Proposal to build a supercomputer simulation that integrates everything known about the human brain, from the structures of ion channels in neural cell membranes up to mechanisms behind conscious decision-making.

Brain researchers are generating 60,000 papers per year, They're all beautiful, fantastic studies — but all focused on their one little corner: this molecule, this brain region, this function, this map. The HBP would integrate these discoveries and create models to explore how neural circuits are organized, and how they give rise to behaviour and cognition — among the deepest mysteries in neuroscience.

Neuroscientists would have to pool their discoveries systematically. Every experiment at least tacitly involves a model, whether it is the molecular structure of an ion channel or the dynamics of a cortical circuit. With computers you could encode all of those models explicitly and get them to work together. That would help researchers to find the gaps and contradictions in their knowledge and identify the experiments needed to resolve them.

Scientists have been devising mathematical models of neural activity since the early twentieth century, and using computers for the task since the 1950s. Instead of modelling each neuron as a point-like node in a larger neural network, the HBP proposes to model them in all their multi-branching detail — down to their myriad ion channels.

Many neuroscientists have deep unease about the HBP proposal. They think it is ill-conceived, not least because the idiosyncratic approach to brain simulation strikes them as grotesquely cumbersome and over-detailed.

The computer power required to run such a grand unified theory of the brain would be roughly an exaflop, or 1018 operations per second — hopeless in the 1990s, but the available computer power doubles roughly every 18 months, which meant that exascale computers could be available by the 2020s.

Blue Gene an IBM supercomputer optimized for large-scale simulations was used beginning in 2005, in the Blue Brain Project, an experiment in integrative neuroscience and, in retrospect, a prototype for the HBP.

Starting with a data set on the rat cortex, including results from some 20,000 experiments in many labs and data on about every cell type that was available, the computer simulation included the morphology, the reconstruction in three dimensions, the electrical properties, the synaptic communication, where the synapses are located, the way the synapses behave, even genetic data about what genes are expressed.
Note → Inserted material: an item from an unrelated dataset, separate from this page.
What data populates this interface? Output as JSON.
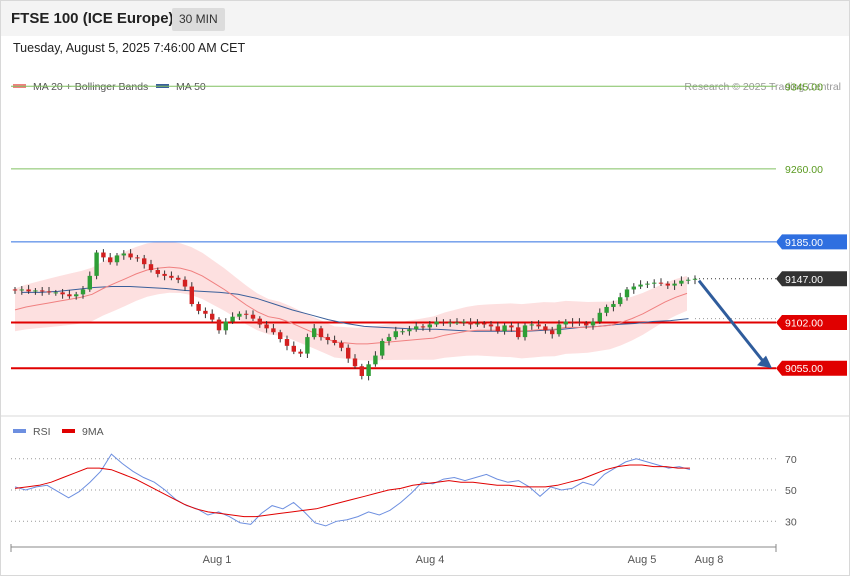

By the end of 2005, the researchers had integrated all the relevant portions of this data set into a single-neuron model. By 2008, they had linked about 10,000 such models into a simulation of a tube-shaped piece of cortex known as a cortical column. Now, using a more advanced version of Blue Gene, they have simulated 100 interconnected columns.

Unifying models can serve as repositories for data on cortical structure and function. Most of the effort has gone into creating “the huge ecosystem of infrastructure and software” required to make Blue Brain useful to every neuroscientist. This includes automatic tools for turning data into simulations, and informatics tools such as a user-editable website that automatically collates structural data on ion channels from publications in the PubMed database, and currently incorporates some 180,000 abstracts.

One of the key goals of the computer simulation will be to make it highly collaborative and internet-accessible, open to researchers from around the world. The project consortium already comprises some 150 principal investigators and 70 institutions in 22 countries.